第2回競走
出典: フリー百科事典『ウィキペディア(Wikipedia)』 (2019/02/15 02:05 UTC 版)
第2回の競走では、エディンバラよりさらに北にあるスコットランドの都市、アバディーンまでの所要時間を競った。東海岸線の会社は、エディンバラ以北を運行するノース・ブリティッシュ鉄道 (North British Railway) が加わる3社となったのに対して、西海岸線の会社は変わらず2社であった。西海岸線の路線はグラスゴーを経由してスコットランドを斜めに横断しアバディーンに至っていたのに対して、東海岸線の路線はエディンバラを経由し、フォース湾とテイ湾の2つの大きな湾を迂回してアバディーンへ至っていた。この迂回のために、アバディーンまではエディンバラまでと異なり、西海岸線の方が距離が短かった。ところが、1887年にテイ橋が、1890年にフォース鉄道橋が相次いで開通すると、西海岸線の540 マイル(約868.9 km)に対して東海岸線は523.5 マイル(約842.3 km)と距離が逆転することになった。 双方とも、ロンドンを20時に出発して翌朝にアバディーンに到着する夜行急行を運転していた。当初はどちらも12時間以上を要して翌朝8時過ぎに到着する列車であったが、この列車が競走の舞台となった。橋が開通した直後からじわじわと到着時刻は繰り上がっていき、1895年についに対立が火を噴くことになった。1895年7月1日から、西海岸線の列車はアバディーン到着を7時40分着とした。これに対抗して東海岸線の列車も7時20分着とした。7月16日になると、西海岸線は7時着に繰り上げ、さらに実際には6時47分に到着した。17日には6時21分到着と、ダイヤ上の到着時刻よりも早着していた。
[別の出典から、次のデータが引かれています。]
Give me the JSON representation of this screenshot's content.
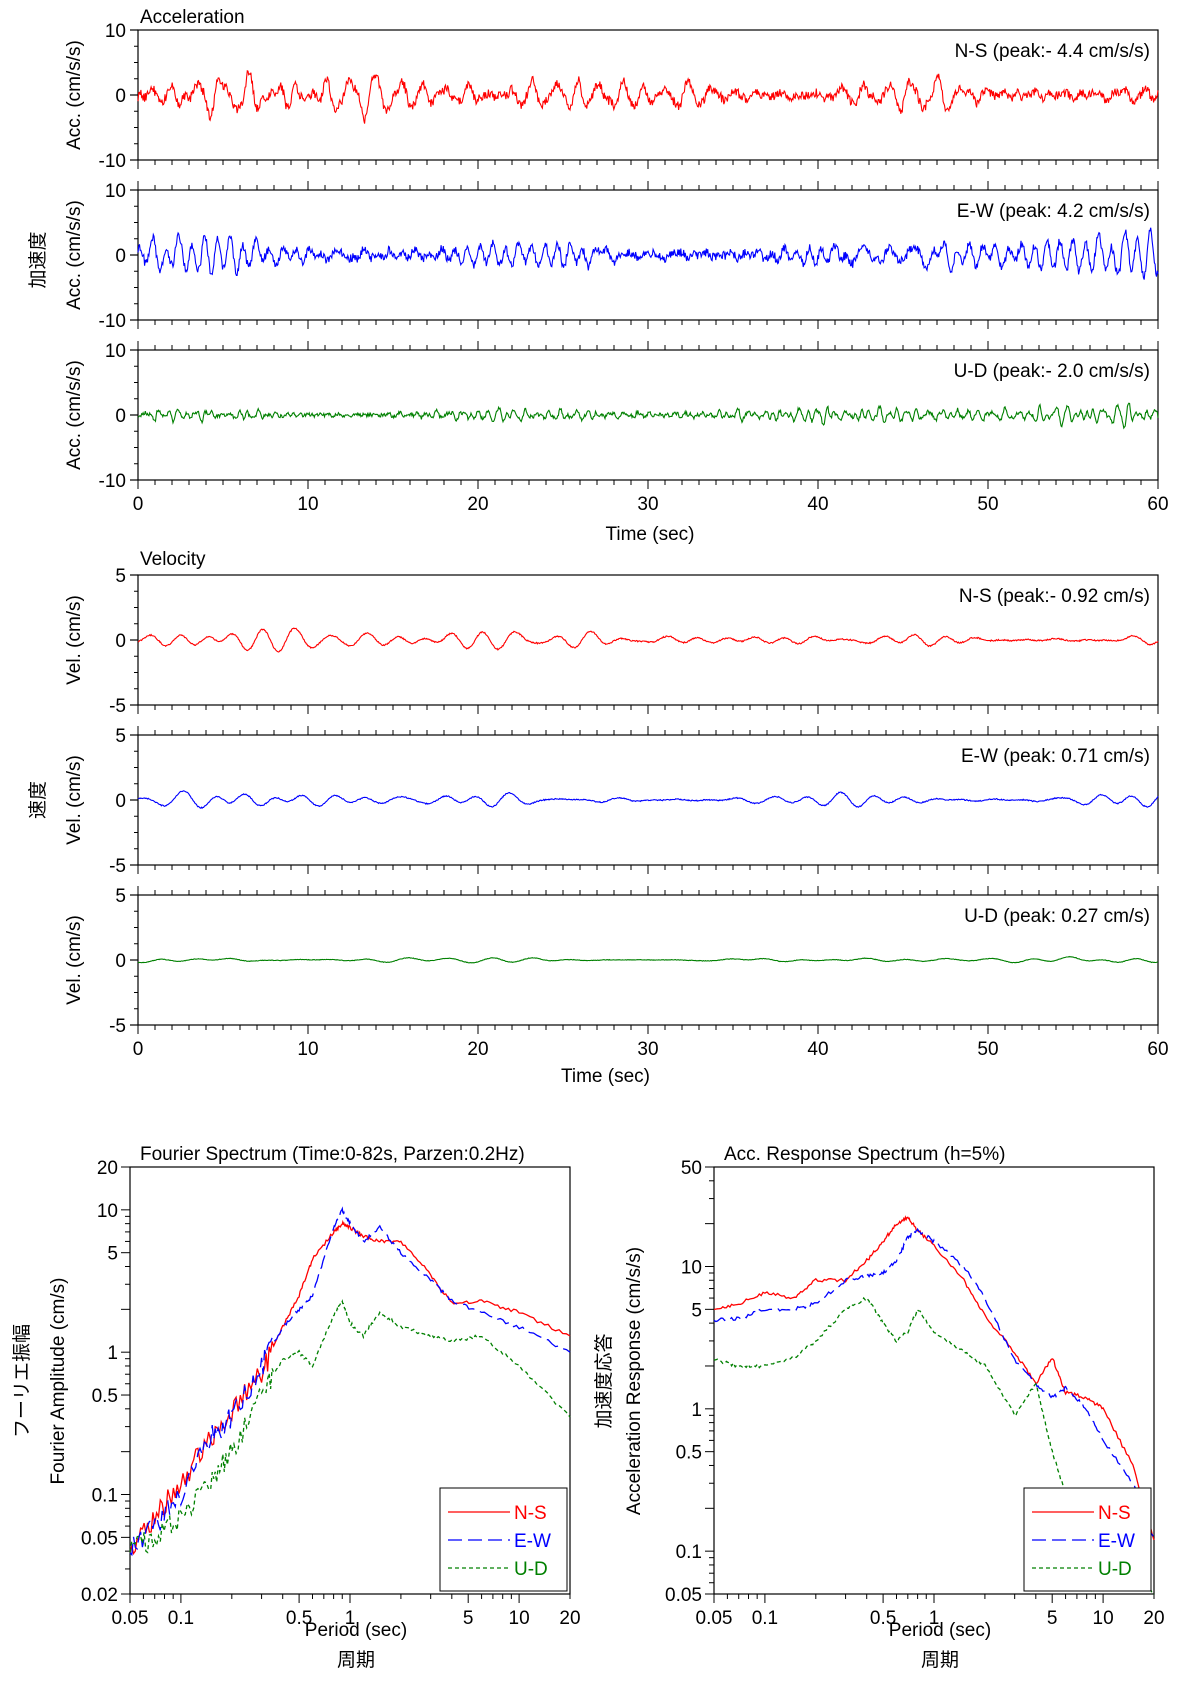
{
  "colors": {
    "ns": "#ff0000",
    "ew": "#0000ff",
    "ud": "#008000"
  },
  "chart_data": [
    {
      "type": "line",
      "title": "Acceleration",
      "group_label": "加速度",
      "xlabel": "Time (sec)",
      "xlim": [
        0,
        60
      ],
      "xticks": [
        0,
        10,
        20,
        30,
        40,
        50,
        60
      ],
      "panels": [
        {
          "component": "N-S",
          "label": "N-S (peak:- 4.4 cm/s/s)",
          "peak": -4.4,
          "ylabel": "Acc. (cm/s/s)",
          "ylim": [
            -10,
            10
          ],
          "yticks": [
            -10,
            0,
            10
          ],
          "color": "ns"
        },
        {
          "component": "E-W",
          "label": "E-W (peak: 4.2 cm/s/s)",
          "peak": 4.2,
          "ylabel": "Acc. (cm/s/s)",
          "ylim": [
            -10,
            10
          ],
          "yticks": [
            -10,
            0,
            10
          ],
          "color": "ew"
        },
        {
          "component": "U-D",
          "label": "U-D (peak:- 2.0 cm/s/s)",
          "peak": -2.0,
          "ylabel": "Acc. (cm/s/s)",
          "ylim": [
            -10,
            10
          ],
          "yticks": [
            -10,
            0,
            10
          ],
          "color": "ud"
        }
      ]
    },
    {
      "type": "line",
      "title": "Velocity",
      "group_label": "速度",
      "xlabel": "Time (sec)",
      "xlim": [
        0,
        60
      ],
      "xticks": [
        0,
        10,
        20,
        30,
        40,
        50,
        60
      ],
      "panels": [
        {
          "component": "N-S",
          "label": "N-S (peak:- 0.92 cm/s)",
          "peak": -0.92,
          "ylabel": "Vel. (cm/s)",
          "ylim": [
            -5,
            5
          ],
          "yticks": [
            -5,
            0,
            5
          ],
          "color": "ns"
        },
        {
          "component": "E-W",
          "label": "E-W (peak: 0.71 cm/s)",
          "peak": 0.71,
          "ylabel": "Vel. (cm/s)",
          "ylim": [
            -5,
            5
          ],
          "yticks": [
            -5,
            0,
            5
          ],
          "color": "ew"
        },
        {
          "component": "U-D",
          "label": "U-D (peak: 0.27 cm/s)",
          "peak": 0.27,
          "ylabel": "Vel. (cm/s)",
          "ylim": [
            -5,
            5
          ],
          "yticks": [
            -5,
            0,
            5
          ],
          "color": "ud"
        }
      ]
    },
    {
      "type": "line",
      "scale": "log-log",
      "title": "Fourier Spectrum (Time:0-82s, Parzen:0.2Hz)",
      "xlabel": "Period (sec)",
      "xlabel_ja": "周期",
      "ylabel": "Fourier Amplitude (cm/s)",
      "ylabel_ja": "フーリエ振幅",
      "xlim": [
        0.05,
        20
      ],
      "ylim": [
        0.02,
        20
      ],
      "xtick_labels": [
        "0.05",
        "0.1",
        "0.5",
        "1",
        "5",
        "10",
        "20"
      ],
      "ytick_labels": [
        "0.02",
        "0.05",
        "0.1",
        "0.5",
        "1",
        "5",
        "10",
        "20"
      ],
      "legend": "bottom-right",
      "series": [
        {
          "name": "N-S",
          "color": "ns",
          "dash": "solid",
          "x": [
            0.05,
            0.07,
            0.1,
            0.15,
            0.2,
            0.3,
            0.4,
            0.5,
            0.6,
            0.8,
            0.9,
            1.0,
            1.2,
            1.5,
            2.0,
            3.0,
            4.0,
            6.0,
            10,
            20
          ],
          "y": [
            0.04,
            0.07,
            0.12,
            0.25,
            0.4,
            0.7,
            1.5,
            2.5,
            4.5,
            7.0,
            8.0,
            7.5,
            6.5,
            6.0,
            6.0,
            3.5,
            2.2,
            2.3,
            1.9,
            1.3
          ]
        },
        {
          "name": "E-W",
          "color": "ew",
          "dash": "dashed",
          "x": [
            0.05,
            0.07,
            0.1,
            0.15,
            0.2,
            0.3,
            0.4,
            0.5,
            0.6,
            0.8,
            0.9,
            1.0,
            1.2,
            1.5,
            2.0,
            3.0,
            4.0,
            6.0,
            10,
            20
          ],
          "y": [
            0.04,
            0.06,
            0.1,
            0.25,
            0.35,
            0.8,
            1.5,
            2.0,
            2.5,
            7.5,
            10,
            8.0,
            6.0,
            7.5,
            5.0,
            3.2,
            2.3,
            1.9,
            1.5,
            1.0
          ]
        },
        {
          "name": "U-D",
          "color": "ud",
          "dash": "dotted",
          "x": [
            0.05,
            0.07,
            0.1,
            0.15,
            0.2,
            0.3,
            0.4,
            0.5,
            0.6,
            0.8,
            0.9,
            1.0,
            1.2,
            1.5,
            2.0,
            3.0,
            4.0,
            6.0,
            10,
            20
          ],
          "y": [
            0.04,
            0.05,
            0.07,
            0.12,
            0.2,
            0.5,
            0.9,
            1.0,
            0.8,
            1.8,
            2.3,
            1.6,
            1.3,
            1.9,
            1.5,
            1.3,
            1.2,
            1.3,
            0.8,
            0.35
          ]
        }
      ]
    },
    {
      "type": "line",
      "scale": "log-log",
      "title": "Acc. Response Spectrum (h=5%)",
      "xlabel": "Period (sec)",
      "xlabel_ja": "周期",
      "ylabel": "Acceleration Response (cm/s/s)",
      "ylabel_ja": "加速度応答",
      "xlim": [
        0.05,
        20
      ],
      "ylim": [
        0.05,
        50
      ],
      "xtick_labels": [
        "0.05",
        "0.1",
        "0.5",
        "1",
        "5",
        "10",
        "20"
      ],
      "ytick_labels": [
        "0.05",
        "0.1",
        "0.5",
        "1",
        "5",
        "10",
        "50"
      ],
      "legend": "bottom-right",
      "series": [
        {
          "name": "N-S",
          "color": "ns",
          "dash": "solid",
          "x": [
            0.05,
            0.07,
            0.1,
            0.15,
            0.2,
            0.3,
            0.4,
            0.5,
            0.6,
            0.7,
            0.8,
            1.0,
            1.5,
            2.0,
            3.0,
            4.0,
            5.0,
            6.0,
            8.0,
            10,
            15,
            20
          ],
          "y": [
            5.0,
            5.5,
            6.5,
            6.0,
            8.0,
            8.0,
            11,
            15,
            20,
            22,
            18,
            14,
            8.0,
            4.5,
            2.5,
            1.5,
            2.3,
            1.3,
            1.2,
            1.0,
            0.4,
            0.12
          ]
        },
        {
          "name": "E-W",
          "color": "ew",
          "dash": "dashed",
          "x": [
            0.05,
            0.07,
            0.1,
            0.15,
            0.2,
            0.3,
            0.4,
            0.5,
            0.6,
            0.7,
            0.8,
            1.0,
            1.5,
            2.0,
            3.0,
            4.0,
            5.0,
            6.0,
            8.0,
            10,
            15,
            20
          ],
          "y": [
            4.2,
            4.3,
            5.0,
            5.0,
            5.5,
            8.0,
            8.5,
            9.0,
            11,
            16,
            18,
            15,
            10,
            6.0,
            2.2,
            1.5,
            1.2,
            1.4,
            1.0,
            0.6,
            0.3,
            0.12
          ]
        },
        {
          "name": "U-D",
          "color": "ud",
          "dash": "dotted",
          "x": [
            0.05,
            0.07,
            0.1,
            0.15,
            0.2,
            0.3,
            0.4,
            0.5,
            0.6,
            0.7,
            0.8,
            1.0,
            1.5,
            2.0,
            3.0,
            4.0,
            5.0,
            6.0,
            8.0,
            10,
            15,
            20
          ],
          "y": [
            2.2,
            2.0,
            2.0,
            2.3,
            3.0,
            5.0,
            6.0,
            4.0,
            3.0,
            3.5,
            5.0,
            3.5,
            2.5,
            2.0,
            0.9,
            1.5,
            0.5,
            0.25,
            0.15,
            0.1,
            0.07,
            0.05
          ]
        }
      ]
    }
  ]
}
東海岸線もこれに対抗して7月22日には6時45分到着にダイヤを書き換え、さらに7月29日には6時25分着としたが、この日の西海岸線の到着時刻は6時5分でまだ大きく負けていた。30日にはついに西海岸線は5時59分着となり、アバディーンまでの所要時間が歴史上初めて10時間を切ることになった。 実は、東海岸側のノース・ブリティッシュ鉄道は、アバディーンまでの線路を完全には保有しておらず、その手前38 マイル(約61.1 km)の位置にあるキンナバー・ジャンクション (Kinnaber Junction) からライバルのカレドニアン鉄道の線路へ乗り入れなければならないという弱みを抱えていた。この合流点にある信号扱所に勤務している信号扱手は当然カレドニアン鉄道の職員であり、双方の列車がほぼ同時に接近してくると、東海岸線側の列車に停止信号を出して、西海岸線の列車に優先的に通行させている状況であった。早朝のキンナバー・ジャンクションでは、どちらの列車が先に接近してくるか、毎朝火花を散らしていた。 8月に入ると多客期のため一旦競走は収束したが、8月後半になって再開された。8月19日、東海岸線はアバディーン着5時40分のダイヤになり、実際には5時31分に到着したが、西海岸線は5時15分着と圧勝した。この段階になると、もはや乗客へのサービスは全く無視されるようになった。本来、夜行列車はとにかく速く走ればよいというものではなく、翌朝の適当な時間帯に目的地に到着することが重要なのであるが、そういった乗客の都合は全く無視されて、どんどんダイヤ上の到着時刻は繰り上がっていった。また、競走のために列車をできるだけ軽くすることが要求され、連結両数は減らされていって最終的にわずか客車2両になってしまった。さらに、本来鉄道では時刻表で定められた時刻より早く出発することは、乗客の乗り遅れを招くため回避されるべきものであるが、この時点ではもはやその原則は無視されてしまい、とにかく速く走れるだけ走れと会社上層部が機関士に命じる始末であった。西海岸線では、これによって乗り遅れた乗客を救済するために、第2列車を運行するほどであった。 8月21日、ついに東海岸線は4時40分着を実現し、15分差で西側に勝利した。この時は機関車交換5回を合計13分30秒で処理し、平均101.8 km/hで走破した。翌日、東海岸線は競走の中止を宣言し、ダイヤどおりに走らせることを決めた。しかし西海岸線は負けたまま引き下がるわけにはいかず、翌8月23日、最後の挑戦を試み、アバディーン着4時32分を達成した。この時の3回の機関車交換は合計8分30秒で処理し、平均107.8 km/hで走っていた。ロンドンとクルーの間253キロメートルをノンストップで走ったが、これを実現するために、途中の区間の線路に長さ数キロメートルの貯水槽を作り、運転中の機関車からホースを下ろして水をくみ上げることで給水したという。ここでついに手が打たれ、両者は協定を結んで、東が10時間25分、西が10時間30分の所要時間を守ることになり、スピードダウンが実施された。